Great Glen’s Trading Centre’s enviable tourist footfall has also provided Robbie with another opportunity, as he has now created his very own craft beer in a micro brewery, which he then sells in store.
“I had home brewed for a long time,” he explained, “and then set up the brewery a year and a half ago. It’s really small scale, only available for sale in the shop and a couple of local pubs.
“There’s not a brewery in this area, and we know there is a large volume of people passing through- so now if they want to try a local beer then they can,” he said.
The home-grown attributes of Nessie Brew are clearly proving popular, as Robbie estimates that he is selling 10,000 bottles a year between his store and the nearby pubs.
This demand has been driven by both tourists and locals, but Robbie said that while he stocks craft beers and speciality spirits, he also has to provide recognisable brands.
“People want the major brands, and that is by far the biggest amount of sales. Even though there is a ‘craft revolution,’ people still want Tennent’s and Smirnoff Vodka, stuff like that.”

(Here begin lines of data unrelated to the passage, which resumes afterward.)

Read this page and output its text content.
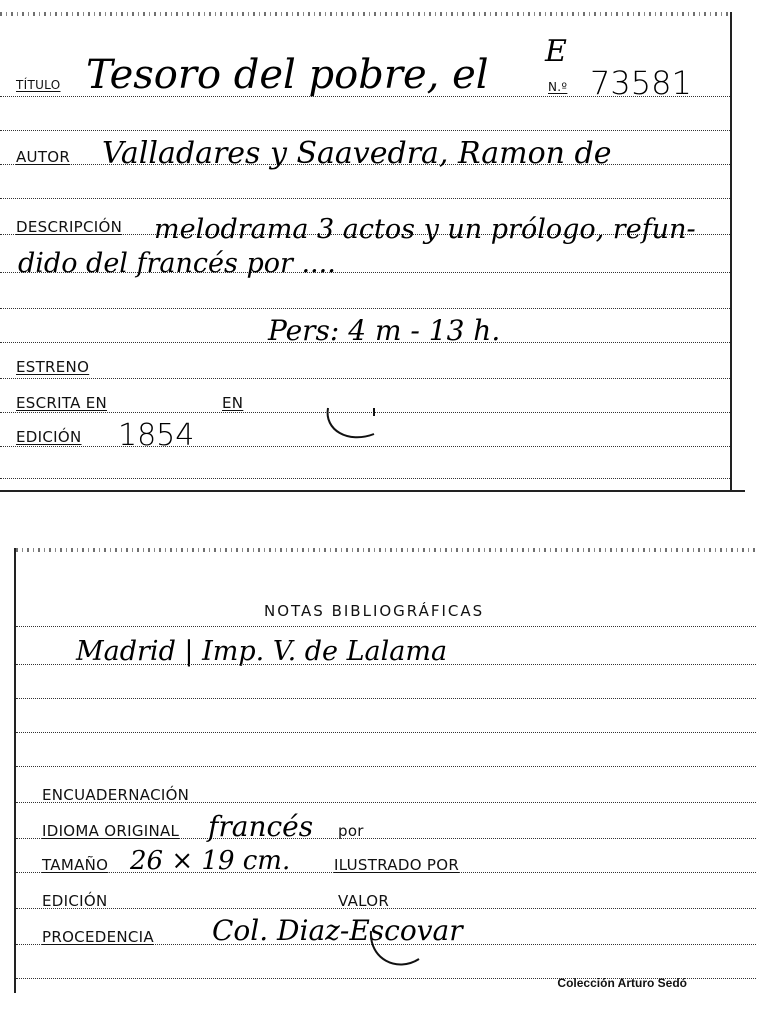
TÍTULO Tesoro del pobre, el
E
N.º 73581
AUTOR Valladares y Saavedra, Ramon de
DESCRIPCIÓN melodrama 3 actos y un prólogo, refun-
dido del francés por ....
Pers: 4 m - 13 h.
ESTRENO
ESCRITA EN	EN
EDICIÓN 1854
NOTAS BIBLIOGRÁFICAS
Madrid | Imp. V. de Lalama
ENCUADERNACIÓN
IDIOMA ORIGINAL francés por
TAMAÑO 26 × 19 cm.	ILUSTRADO POR
EDICIÓN	VALOR
PROCEDENCIA Col. Diaz-Escovar
Colección Arturo Sedó
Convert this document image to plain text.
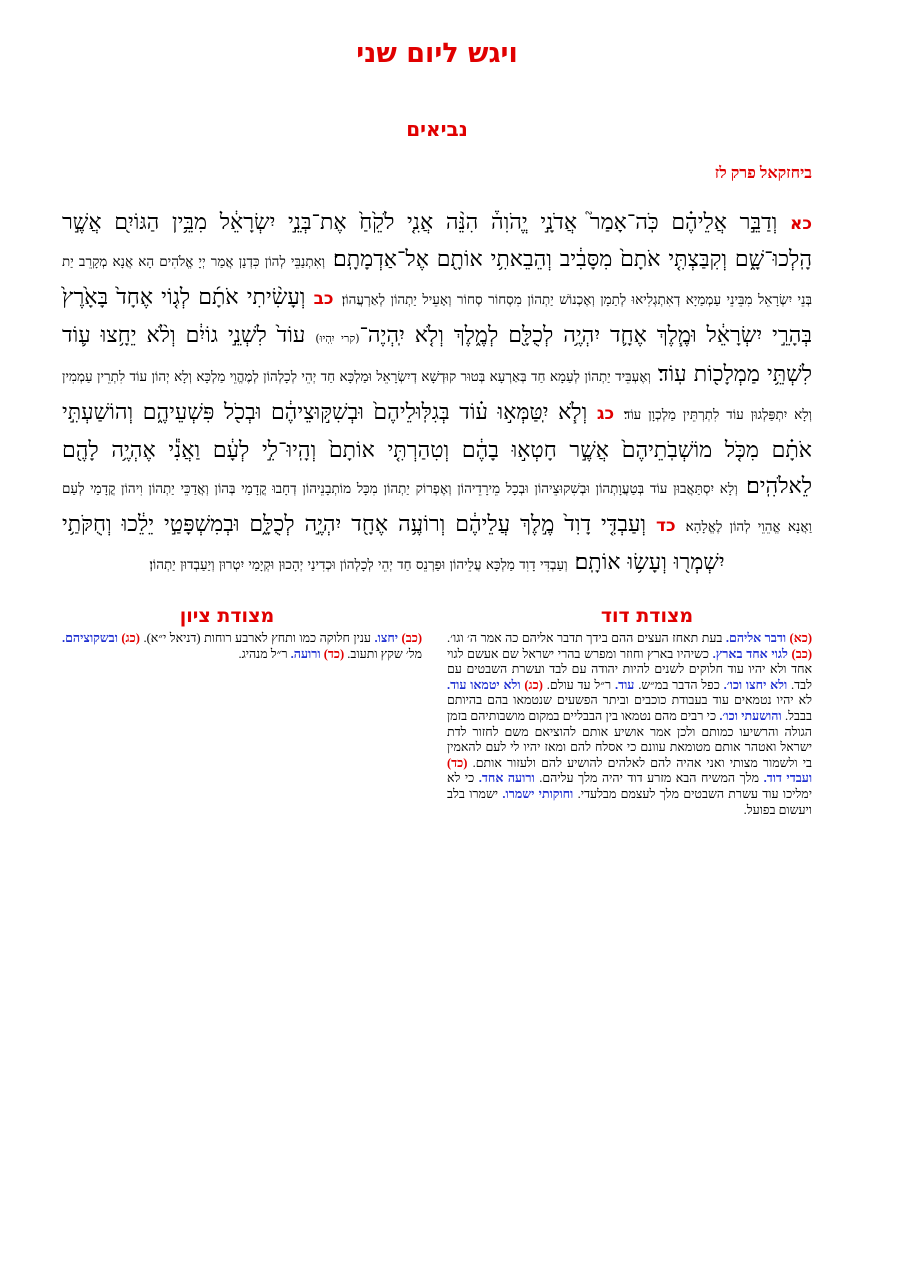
ויגש ליום שני
נביאים
ביחזקאל פרק לז
כא וְדַבֵּ֣ר אֲלֵיהֶ֗ם כֹּֽה־אָמַר֮ אֲדֹנָ֣י יֱהֹוִה֒ הִנֵּ֨ה אֲנִ֤י לֹקֵ֙חַ֙ אֶת־בְּנֵ֣י יִשְׂרָאֵ֔ל מִבֵּ֥ין הַגּוֹיִ֖ם אֲשֶׁ֣ר הָֽלְכוּ־שָׁ֑ם וְקִבַּצְתִּ֤י אֹתָם֙ מִסָּבִ֔יב וְהֵבֵאתִ֥י אוֹתָ֖ם אֶל־אַדְמָתָֽם׃ וְאִתְנַבֵּי לְהוֹן כִּדְנַן אֲמַר יְיָ אֱלֹהִים הָא אֲנָא מְקָרֵב יַת בְּנֵי יִשְׂרָאֵל מִבֵּינֵי עַמְמַיָא דְאִתְגְלִיאוּ לְתַמָן וְאֶכְנוֹשׁ יַתְהוֹן מִסְחוֹר סְחוֹר וְאָעֵיל יַתְהוֹן לְאַרְעֲהוֹן׃ כב וְעָשִׂ֨יתִי אֹתָ֜ם לְג֤וֹי אֶחָד֙ בָּאָ֙רֶץ֙ בְּהָרֵ֣י יִשְׂרָאֵ֔ל וּמֶ֧לֶךְ אֶחָ֛ד יִהְיֶ֥ה לְכֻלָּ֖ם לְמֶ֑לֶךְ וְלֹ֤א יִֽהְיֶה־(קרי יִֽהְיוּ) עוֹד֙ לִשְׁנֵ֣י גוֹיִ֔ם וְלֹ֨א יֵחָ֥צוּ ע֛וֹד לִשְׁתֵּ֥י מַמְלָכ֖וֹת עֽוֹד׃ וְאֶעְבֵּיד יַתְהוֹן לְעַמָא חַד בְּאַרְעָא בְּטוּר קוּדְשָׁא דְיִשְׂרָאֵל וּמַלְכָּא חַד יְהֵי לְכָלְהוֹן לְמֶהֱוֵי מַלְכָּא וְלָא יְהוֹן עוֹד לִתְרֵין עַמְמִין וְלָא יִתְפַּלְגוּן עוֹד לִתְרְתֵּין מַלְכְוָן עוֹד׃ כג וְלֹ֧א יִֽטַּמְּא֣וּ ע֗וֹד בְּגִלּֽוּלֵיהֶם֙ וּבְשִׁקּ֣וּצֵיהֶ֔ם וּבְכֹ֖ל פִּשְׁעֵיהֶ֑ם וְהוֹשַׁעְתִּ֣י אֹתָ֗ם מִכֹּ֤ל מוֹשְׁבֹֽתֵיהֶם֙ אֲשֶׁ֣ר חָטְא֣וּ בָהֶ֔ם וְטִהַרְתִּ֤י אוֹתָם֙ וְהָֽיוּ־לִ֣י לְעָ֔ם וַאֲנִ֕י אֶהְיֶ֥ה לָהֶ֖ם לֵאלֹהִֽים׃ וְלָא יִסְתַּאֲבוּן עוֹד בְּטַעֲוָתְהוֹן וּבְשִׁקוּצֵיהוֹן וּבְכָל מֵירָדֵיהוֹן וְאֶפְרוֹק יַתְהוֹן מִכָּל מוֹתְבָנֵיהוֹן דְחָבוּ קֳדָמַי בְּהוֹן וְאֲדַכֵּי יַתְהוֹן וִיהוֹן קֳדָמַי לְעַם וַאֲנָא אֱהֵוֵי לְהוֹן לֶאֱלָהָא׃ כד וְעַבְדִּ֤י דָוִד֙ מֶ֣לֶךְ עֲלֵיהֶ֔ם וְרוֹעֶ֥ה אֶחָ֖ד יִהְיֶ֣ה לְכֻלָּ֑ם וּבְמִשְׁפָּטַ֣י יֵלֵ֔כוּ וְחֻקֹּתַ֥י יִשְׁמְר֖וּ וְעָשׂ֥וּ אוֹתָֽם׃ וְעַבְדִּי דָוִד מַלְכָּא עֲלֵיהוֹן וּפַרְנֵס חַד יְהֵי לְכָלְהוֹן וּכְדִינַי יְהָכוּן וּקְיָמַי יִטְרוּן וְיַעַבְדוּן יַתְהוֹן׃
מצודת דוד
מצודת ציון
(כב) יחצו. ענין חלוקה כמו ותחץ לארבע רוחות (דניאל י״א). (כג) ובשקוציהם. מל׳ שקץ ותעוב. (כד) ורועה. ר״ל מנהיג.
(כא) ודבר אליהם. בעת תאחז העצים ההם בידך תדבר אליהם כה אמר ה׳ וגו׳. (כב) לגוי אחד בארץ. כשיהיו בארץ וחוזר ומפרש בהרי ישראל שם אעשם לגוי אחד ולא יהיו עוד חלוקים לשנים להיות יהודה עם לבד ועשרת השבטים עם לבד. ולא יחצו וכו׳. כפל הדבר במ״ש. עוד. ר״ל עד עולם. (כג) ולא יטמאו עוד. לא יהיו נטמאים עוד בעבודת כוכבים וביתר הפשעים שנטמאו בהם בהיותם בבבל. והושעתי וכו׳. כי רבים מהם נטמאו בין הבבליים במקום מושבותיהם בזמן הגולה והרשיעו כמותם ולכן אמר אושיע אותם להוציאם משם לחזור לדת ישראל ואטהר אותם מטומאת עוונם כי אסלח להם ומאז יהיו לי לעם להאמין בי ולשמור מצותי ואני אהיה להם לאלהים להושיע להם ולעזור אותם. (כד) ועבדי דוד. מלך המשיח הבא מזרע דוד יהיה מלך עליהם. ורועה אחד. כי לא ימליכו עוד עשרת השבטים מלך לעצמם מבלעדי. וחוקותי ישמרו. ישמרו בלב ויעשום בפועל.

For Robbie, it is particularly important to ensure all tastes are catered to — the nearest supermarket is at least a 45 minute drive away from his store.
Most retailers would sell their granny for this lack of competition, but the seasonal popularity of Great Glen’s remote Highland location can also prove problematic when it comes to footfall.

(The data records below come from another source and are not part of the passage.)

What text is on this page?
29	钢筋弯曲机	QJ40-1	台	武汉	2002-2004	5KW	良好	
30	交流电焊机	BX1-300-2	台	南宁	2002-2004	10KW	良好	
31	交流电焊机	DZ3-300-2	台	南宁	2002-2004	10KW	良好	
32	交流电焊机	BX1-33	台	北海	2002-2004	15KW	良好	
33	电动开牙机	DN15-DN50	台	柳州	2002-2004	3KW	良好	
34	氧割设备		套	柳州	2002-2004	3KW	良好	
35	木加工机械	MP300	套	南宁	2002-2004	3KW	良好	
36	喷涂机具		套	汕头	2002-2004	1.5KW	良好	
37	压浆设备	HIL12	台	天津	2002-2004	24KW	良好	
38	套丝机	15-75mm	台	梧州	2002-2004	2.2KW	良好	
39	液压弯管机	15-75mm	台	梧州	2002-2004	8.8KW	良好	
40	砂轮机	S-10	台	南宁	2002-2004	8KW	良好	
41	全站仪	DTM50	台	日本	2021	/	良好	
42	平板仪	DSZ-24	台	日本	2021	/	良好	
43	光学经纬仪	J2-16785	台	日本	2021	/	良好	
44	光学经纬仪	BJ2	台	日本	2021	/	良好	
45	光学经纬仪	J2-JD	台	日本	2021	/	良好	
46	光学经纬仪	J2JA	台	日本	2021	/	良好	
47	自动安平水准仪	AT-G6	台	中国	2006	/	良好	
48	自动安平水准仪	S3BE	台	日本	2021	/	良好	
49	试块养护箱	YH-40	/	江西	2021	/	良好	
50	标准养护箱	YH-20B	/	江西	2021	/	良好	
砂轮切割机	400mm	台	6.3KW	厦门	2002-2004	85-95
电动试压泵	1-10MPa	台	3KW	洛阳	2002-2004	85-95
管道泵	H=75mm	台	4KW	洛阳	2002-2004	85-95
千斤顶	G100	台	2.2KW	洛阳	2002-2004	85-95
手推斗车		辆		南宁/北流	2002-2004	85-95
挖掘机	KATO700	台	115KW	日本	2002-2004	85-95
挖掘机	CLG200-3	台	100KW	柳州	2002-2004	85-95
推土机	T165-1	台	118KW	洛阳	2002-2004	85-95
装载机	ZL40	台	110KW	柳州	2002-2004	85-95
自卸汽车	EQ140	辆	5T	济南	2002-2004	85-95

“Between a January day and a summer day, this place is like two completely different shops,” said Robbie.
“The footfall in the winter is a fraction of what it is in July and August.

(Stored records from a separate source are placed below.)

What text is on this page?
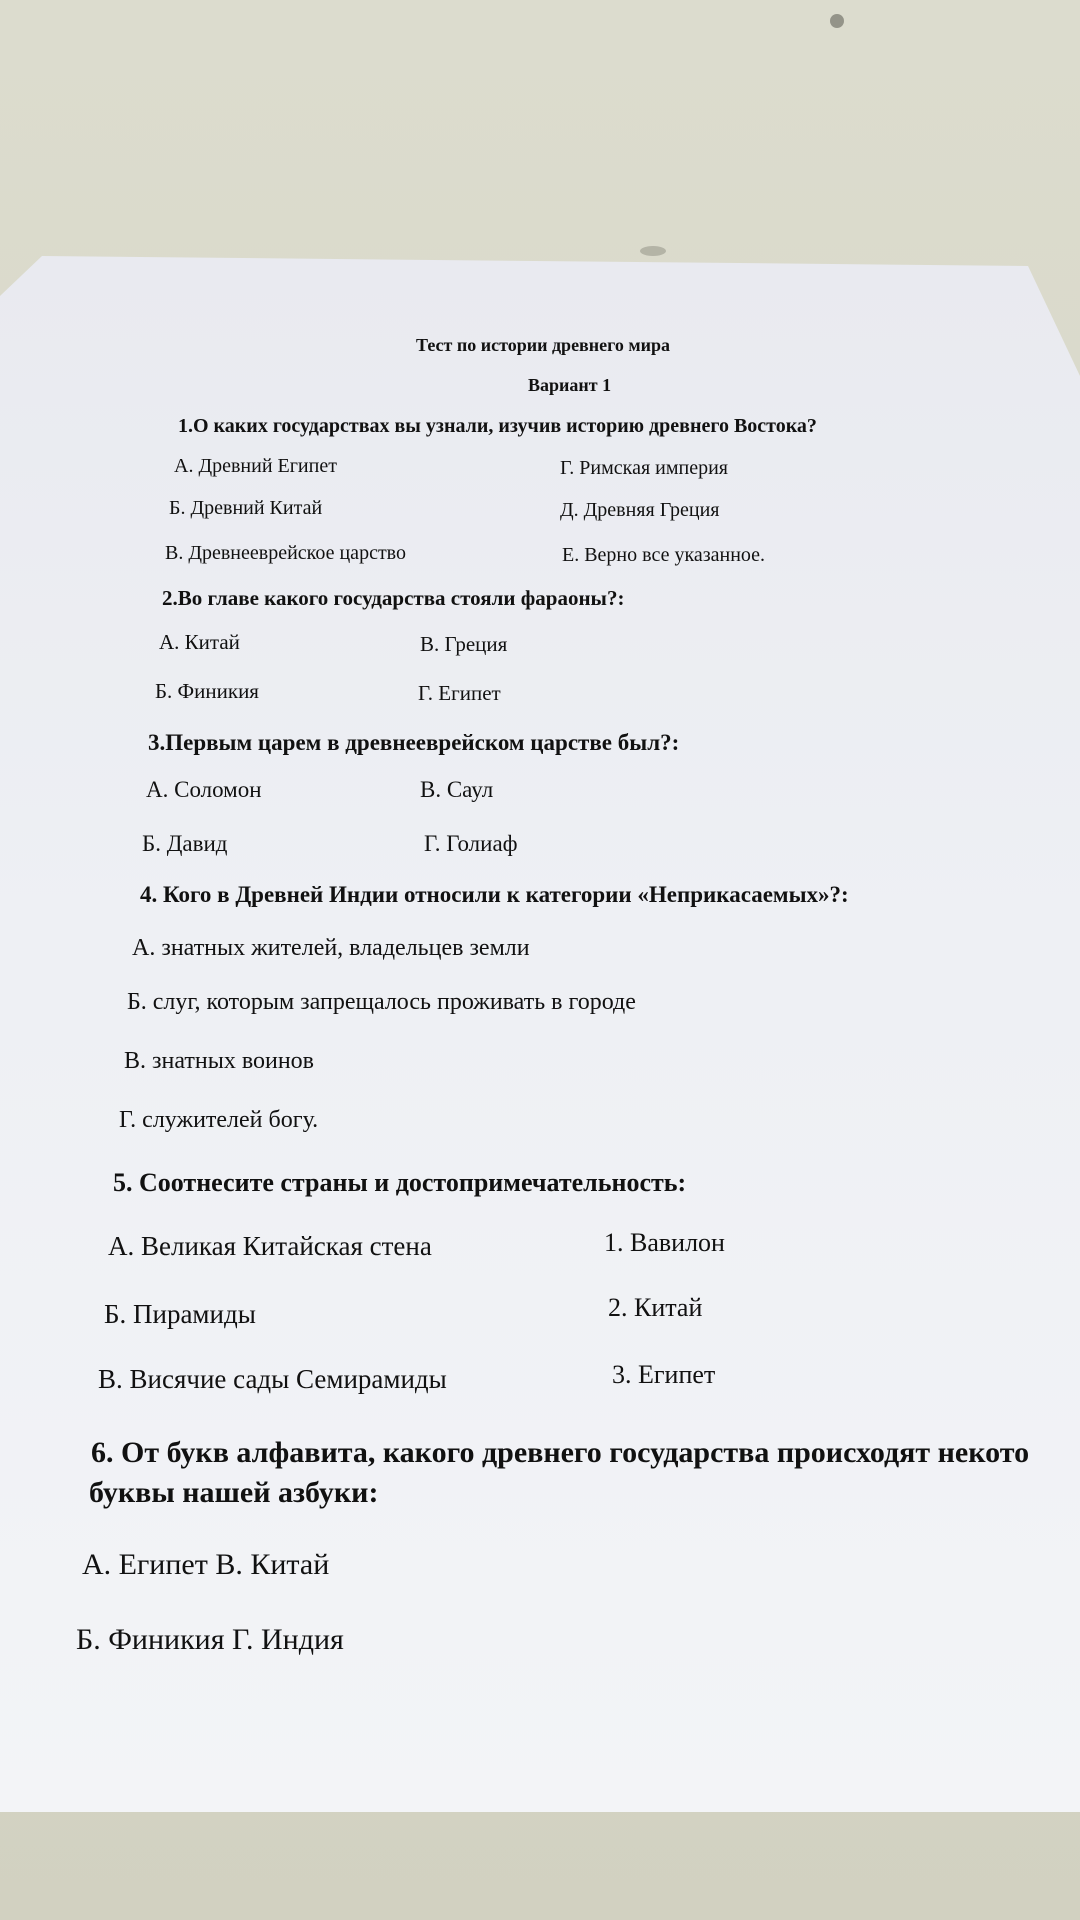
Тест по истории древнего мира
Вариант 1
1.О каких государствах вы узнали, изучив историю древнего Востока?
А. Древний Египет
Б. Древний Китай
В. Древнееврейское царство
Г. Римская империя
Д. Древняя Греция
Е. Верно все указанное.
2.Во главе какого государства стояли фараоны?:
А. Китай
Б. Финикия
В. Греция
Г. Египет
3.Первым царем в древнееврейском царстве был?:
А. Соломон
Б. Давид
В. Саул
Г. Голиаф
4. Кого в Древней Индии относили к категории «Неприкасаемых»?:
А. знатных жителей, владельцев земли
Б. слуг, которым запрещалось проживать в городе
В. знатных воинов
Г. служителей богу.
5. Соотнесите страны и достопримечательность:
А. Великая Китайская стена
Б. Пирамиды
В. Висячие сады Семирамиды
1. Вавилон
2. Китай
3. Египет
6. От букв алфавита, какого древнего государства происходят некото
буквы нашей азбуки:
А. Египет В. Китай
Б. Финикия Г. Индия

“I take on seasonal staff to cope with demand, but sometimes you have to bite the bullet and keep the staff on for the winter if you want the same people to work for you in summer.”
He certainly has a lot of shop to staff, with a sizeable gifting section that includes everything from handbags and jewellery to Scottish souvenirs and an entire section dedicated to tourist-pleasing ‘Nessie’ toys.
As if that wasn’t enough, the Great Glen Trading Centre has also introduced a fresh food to go offering, running throughout the day to maximise sales.
“We do standard rolls, bacon and sausage, and then when it comes to the afternoon its paninis, toasties and pizza.
“We’ve got a hot baked section as well, and we make it in house, we make all our own sandwiches as well.
“It is definitely a good area, it has good profit margins, especially here because there wasn’t any place where people could get stuff like bacon rolls and coffee.
“It’s really convenient for people, we get a lot of work guys coming in to the area and it offers them somewhere close that they can get these things.”
Robbie admits that there are “challenges” from offering so many services in one store, but said that each area proves profitable in its own way.
The Gulf petrol forecourt provides a “steady income” for Robbie, but, like most successful retailers, he has not simply stood still in the face of changing markets and new technology.
“We put in self-service pumps last year so people can fill up completely at the pump. That proves handy in summer, because when we have a busy shop, people don’t want to come in and queue for fuel, so the unmanned pumps have been helpful for that.
“We are just looking at ways to make everything more efficient.”
Robbie and his team are also looking at installing electric charging points “five years down the line” to ensure that Great Glen isn’t left behind.
In fact, Robbie said that if he could, he would extend his already extensive Londis forecourt site to include even more services.
“It’s not really possible for us, because the land around us can’t be built on and there is nowhere for the shop to move into,” he said.
“The shop has grown over the years, we have extended, extended, extended and now it has reached the point where it can’t really grow any bigger, unfortunately, but if that was an option we would do that.”
While its physical size may be restricted by the space around it, there’s certainly no shortage of aspirational spirit at the Great Glen Trading Centre and further advances are surely set to come.